Point by: Gina Allstun
There are some things that college doesn’t prepare you for, like a dreaded phone call from a hospital telling you that a parent or loved one is in a coma and that you are the one listed as kin.
Planning for death is a subject matter that is often changed because of its unpleasantness. However, it’s something that is easier to do now, instead of waiting until someone is lying in a hospital bed. It’ll be harder when you see them hooked up to feeding tubes, respirators, monitors and with emotions running high.
Often times, news of a family battling each other in court over whether or not to pull the plug on a loved one is the starting point for an honest discussion about what you want.
My dad was in a hospice due to chronic obstructive pulmonary disease and did not leave any instructions in a living will or an advanced directive. He died and the lack of these documents sparked a conversation about “what ifs.”
No one should go through this. Coming from a divorced family, it was up to my brother and I to make these decisions while still grieving. A discussion with my mom and boyfriend led to my wishes of what to do in case anything were to happen. It wasn’t something that was easy for them to hear. If there were no brain activity after a week, no extraordinary measures should be given to me.
This is based on quality of life. It doesn’t need to be fussed over because of my independence.
What kind of life would it be if one were to be in bed with tubes coming out from every which way? Not a life at all.
People can argue that life is priceless but hospitals are expensive. The debt that families are left with is the last thing that’s wanted from the dying family member.
There are many commercials on life insurance but how many college students actually have it?
The time frame of a week will give family members a chance to say farewell.
Some may argue that by creating an advanced directive that it was like committing suicide and that would lead to hell, but that’s ridiculous. As a person who was raised Catholic and believing in God, if the brain was no longer functioning and telling the organs what to do, then you’re already dead.
God has called for the spirit to come home so all that would be left is an earthly shell hooked up to machines.
The bottom line is that this decision would be a personal one and a decision that should be made before anything tragic happens. It should be discussed with loved ones. Quality of life over the quantity of it.
Counterpoint by: Rebeka Nop
Death is an inevitable thing but if you’re able to hang on to even an ounce of life, wouldn’t you want to?
Especially if it’s the life of a loved one that is on the line.
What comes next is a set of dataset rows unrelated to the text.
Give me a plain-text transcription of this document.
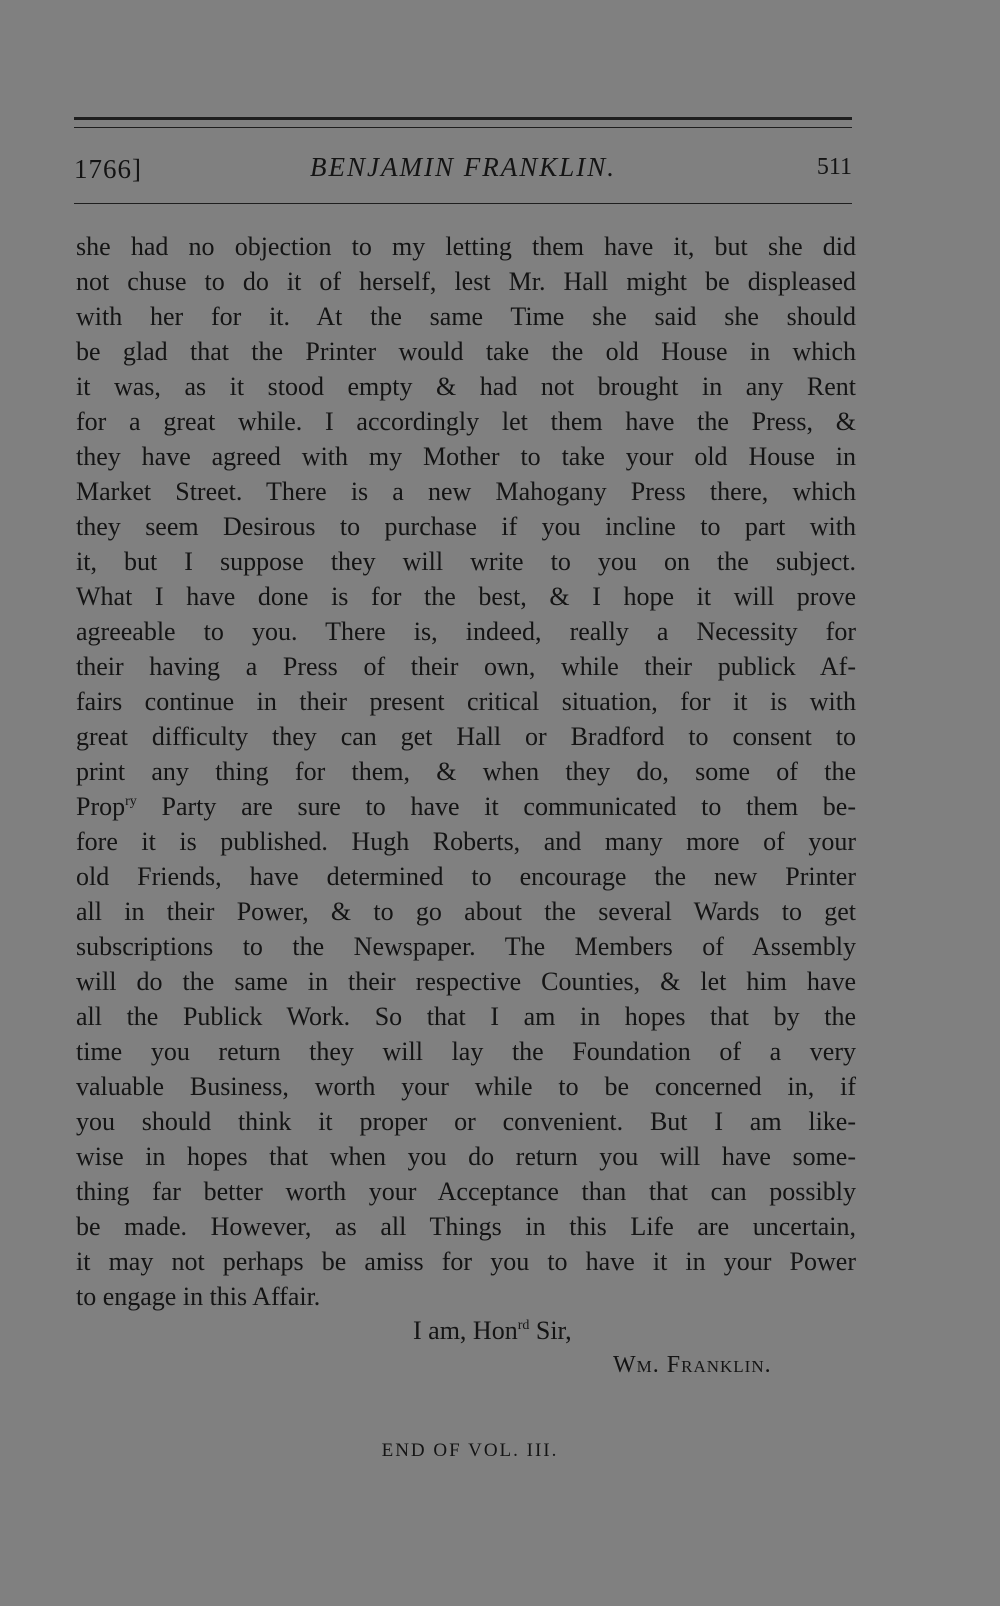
1766]	BENJAMIN FRANKLIN.	511
she had no objection to my letting them have it, but she did
not chuse to do it of herself, lest Mr. Hall might be displeased
with her for it. At the same Time she said she should
be glad that the Printer would take the old House in which
it was, as it stood empty & had not brought in any Rent
for a great while. I accordingly let them have the Press, &
they have agreed with my Mother to take your old House in
Market Street. There is a new Mahogany Press there, which
they seem Desirous to purchase if you incline to part with
it, but I suppose they will write to you on the subject.
What I have done is for the best, & I hope it will prove
agreeable to you. There is, indeed, really a Necessity for
their having a Press of their own, while their publick Af-
fairs continue in their present critical situation, for it is with
great difficulty they can get Hall or Bradford to consent to
print any thing for them, & when they do, some of the
Prop$^{ry}$ Party are sure to have it communicated to them be-
fore it is published. Hugh Roberts, and many more of your
old Friends, have determined to encourage the new Printer
all in their Power, & to go about the several Wards to get
subscriptions to the Newspaper. The Members of Assembly
will do the same in their respective Counties, & let him have
all the Publick Work. So that I am in hopes that by the
time you return they will lay the Foundation of a very
valuable Business, worth your while to be concerned in, if
you should think it proper or convenient. But I am like-
wise in hopes that when you do return you will have some-
thing far better worth your Acceptance than that can possibly
be made. However, as all Things in this Life are uncertain,
it may not perhaps be amiss for you to have it in your Power
to engage in this Affair.
I am, Hon$^{rd}$ Sir,
Wm. Franklin.
END OF VOL. III.
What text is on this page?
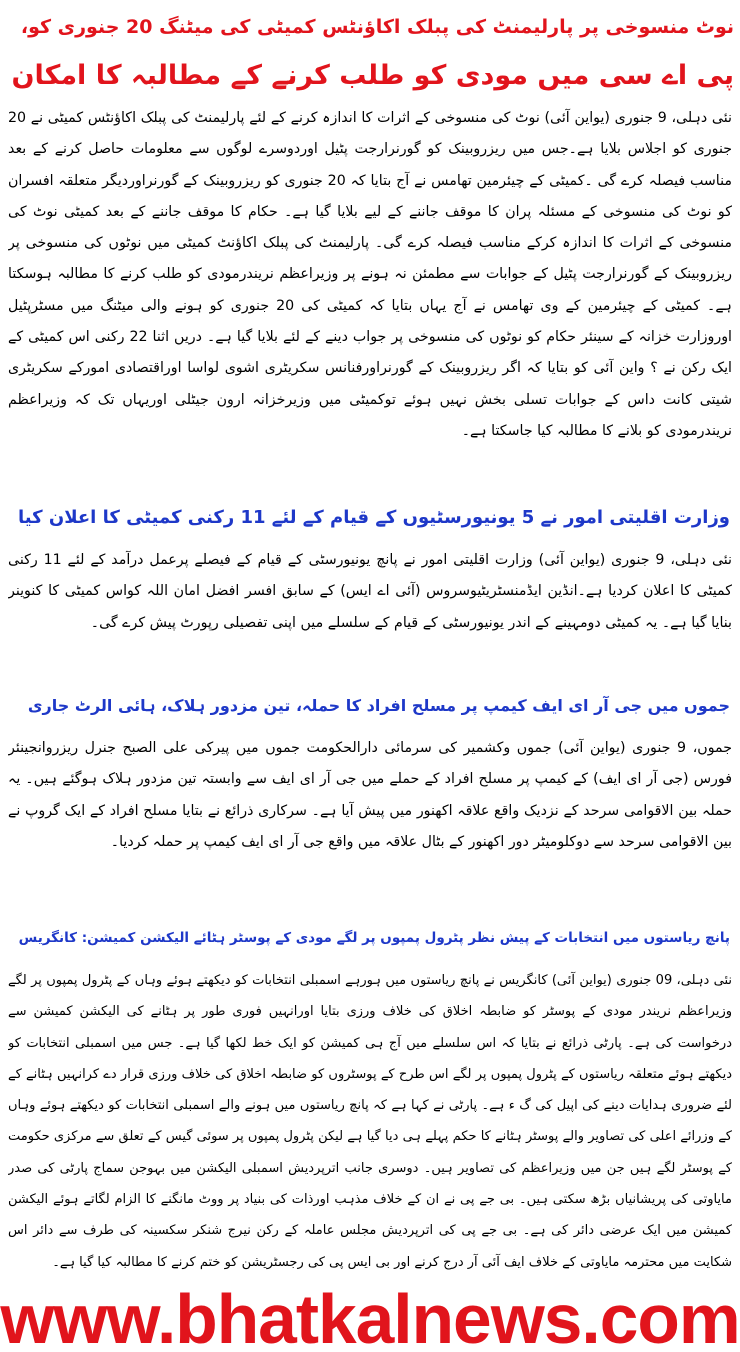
نوٹ منسوخی پر پارلیمنٹ کی پبلک اکاؤنٹس کمیٹی کی میٹنگ 20 جنوری کو،
پی اے سی میں مودی کو طلب کرنے کے مطالبہ کا امکان
نئی دہلی، 9 جنوری (یواین آئی) نوٹ کی منسوخی کے اثرات کا اندازہ کرنے کے لئے پارلیمنٹ کی پبلک اکاؤنٹس کمیٹی نے 20 جنوری کو اجلاس بلایا ہے۔جس میں ریزروبینک کو گورنرارجت پٹیل اوردوسرے لوگوں سے معلومات حاصل کرنے کے بعد مناسب فیصلہ کرے گی ۔کمیٹی کے چیئرمین تھامس نے آج بتایا کہ 20 جنوری کو ریزروبینک کے گورنراوردیگر متعلقہ افسران کو نوٹ کی منسوخی کے مسئلہ پران کا موقف جاننے کے لیے بلایا گیا ہے۔ حکام کا موقف جاننے کے بعد کمیٹی نوٹ کی منسوخی کے اثرات کا اندازہ کرکے مناسب فیصلہ کرے گی۔ پارلیمنٹ کی پبلک اکاؤنٹ کمیٹی میں نوٹوں کی منسوخی پر ریزروبینک کے گورنرارجت پٹیل کے جوابات سے مطمئن نہ ہونے پر وزیراعظم نریندرمودی کو طلب کرنے کا مطالبہ ہوسکتا ہے۔ کمیٹی کے چیئرمین کے وی تھامس نے آج یہاں بتایا کہ کمیٹی کی 20 جنوری کو ہونے والی میٹنگ میں مسٹرپٹیل اوروزارت خزانہ کے سینئر حکام کو نوٹوں کی منسوخی پر جواب دینے کے لئے بلایا گیا ہے۔ دریں اثنا 22 رکنی اس کمیٹی کے ایک رکن نے ؟ واین آئی کو بتایا کہ اگر ریزروبینک کے گورنراورفنانس سکریٹری اشوی لواسا اوراقتصادی امورکے سکریٹری شیتی کانت داس کے جوابات تسلی بخش نہیں ہوئے توکمیٹی میں وزیرخزانہ ارون جیٹلی اوریہاں تک کہ وزیراعظم نریندرمودی کو بلانے کا مطالبہ کیا جاسکتا ہے۔
وزارت اقلیتی امور نے 5 یونیورسٹیوں کے قیام کے لئے 11 رکنی کمیٹی کا اعلان کیا
نئی دہلی، 9 جنوری (یواین آئی) وزارت اقلیتی امور نے پانچ یونیورسٹی کے قیام کے فیصلے پرعمل درآمد کے لئے 11 رکنی کمیٹی کا اعلان کردیا ہے۔انڈین ایڈمنسٹریٹیوسروس (آئی اے ایس) کے سابق افسر افضل امان اللہ کواس کمیٹی کا کنوینر بنایا گیا ہے۔ یہ کمیٹی دومہینے کے اندر یونیورسٹی کے قیام کے سلسلے میں اپنی تفصیلی رپورٹ پیش کرے گی۔
جموں میں جی آر ای ایف کیمپ پر مسلح افراد کا حملہ، تین مزدور ہلاک، ہائی الرٹ جاری
جموں، 9 جنوری (یواین آئی) جموں وکشمیر کی سرمائی دارالحکومت جموں میں پیرکی علی الصبح جنرل ریزروانجینئر فورس (جی آر ای ایف) کے کیمپ پر مسلح افراد کے حملے میں جی آر ای ایف سے وابستہ تین مزدور ہلاک ہوگئے ہیں۔ یہ حملہ بین الاقوامی سرحد کے نزدیک واقع علاقہ اکھنور میں پیش آیا ہے۔ سرکاری ذرائع نے بتایا مسلح افراد کے ایک گروپ نے بین الاقوامی سرحد سے دوکلومیٹر دور اکھنور کے بٹال علاقہ میں واقع جی آر ای ایف کیمپ پر حملہ کردیا۔
پانچ ریاستوں میں انتخابات کے پیش نظر پٹرول پمپوں پر لگے مودی کے پوسٹر ہٹائے الیکشن کمیشن: کانگریس
نئی دہلی، 09 جنوری (یواین آئی) کانگریس نے پانچ ریاستوں میں ہورہے اسمبلی انتخابات کو دیکھتے ہوئے وہاں کے پٹرول پمپوں پر لگے وزیراعظم نریندر مودی کے پوسٹر کو ضابطہ اخلاق کی خلاف ورزی بتایا اورانہیں فوری طور پر ہٹانے کی الیکشن کمیشن سے درخواست کی ہے۔ پارٹی ذرائع نے بتایا کہ اس سلسلے میں آج ہی کمیشن کو ایک خط لکھا گیا ہے۔ جس میں اسمبلی انتخابات کو دیکھتے ہوئے متعلقہ ریاستوں کے پٹرول پمپوں پر لگے اس طرح کے پوسٹروں کو ضابطہ اخلاق کی خلاف ورزی قرار دے کرانہیں ہٹانے کے لئے ضروری ہدایات دینے کی اپیل کی گ ء ہے۔ پارٹی نے کہا ہے کہ پانچ ریاستوں میں ہونے والے اسمبلی انتخابات کو دیکھتے ہوئے وہاں کے وزرائے اعلی کی تصاویر والے پوسٹر ہٹانے کا حکم پہلے ہی دیا گیا ہے لیکن پٹرول پمپوں پر سوئی گیس کے تعلق سے مرکزی حکومت کے پوسٹر لگے ہیں جن میں وزیراعظم کی تصاویر ہیں۔ دوسری جانب اترپردیش اسمبلی الیکشن میں بہوجن سماج پارٹی کی صدر مایاوتی کی پریشانیاں بڑھ سکتی ہیں۔ بی جے پی نے ان کے خلاف مذہب اورذات کی بنیاد پر ووٹ مانگنے کا الزام لگاتے ہوئے الیکشن کمیشن میں ایک عرضی دائر کی ہے۔ بی جے پی کی اترپردیش مجلس عاملہ کے رکن نیرج شنکر سکسینہ کی طرف سے دائر اس شکایت میں محترمہ مایاوتی کے خلاف ایف آئی آر درج کرنے اور بی ایس پی کی رجسٹریشن کو ختم کرنے کا مطالبہ کیا گیا ہے۔
www.bhatkalnews.com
Life can get really complicated, especially with a full work and school schedule, making time for friends and then having to think about if you should keep your loved one on life support at the hospital.
It’s a tough decision to make and it could easily put everything else on the back burner.
If you are the sole person responsible for deciding the life of another human being, would you really choose to kill them?
This is definitely a decision that you can never take back.
That’s basically the same thing when it comes to life support. You are choosing to either keep the person alive or to send them to their grave.
Personally, life shouldn’t be given up on that easily.
Life is precious. Even if they are just lying there lifelessly on a hospital bed, it’s important to cherish every moment you are able to have with them.
It’s unfair to pull the plug. It’s basically saying you’re giving up.
As long as they are still breathing, even if it’s because of a machine, there’s still hope for them to get better.
It’s unimaginable to wake up and make such a tough, life altering decision like that and find out later that there was a way to make them better.
If placed in this situation, I would want to be kept alive as long as possible. Being a fighter, it would make me extremely sad to know that I was given up on, that my friends and family members didn’t think I had the heart or was strong enough to fight for my life.
Just because someone is lying in a hospital bed, motionless and seemingly lifeless, it doesn’t mean that they can’t hear or feel someone’s presence.
You want to give your loved ones their best chance possible and if that means spending some extra money so that you’re able to see them every day, then so be it.
It’s a selfish thing, to want to hang on when you know you should be letting go but keeping them alive just seems like the right thing to do.
If it was really their time to go, then death would’ve already gotten them. It doesn’t make sense if they made it all the way to the hospital just to die.
Why would we have all this technology if life support wasn’t important? If it didn’t work?
Medicine is always changing and there are always new discoveries. You just need to hang on a little bit longer.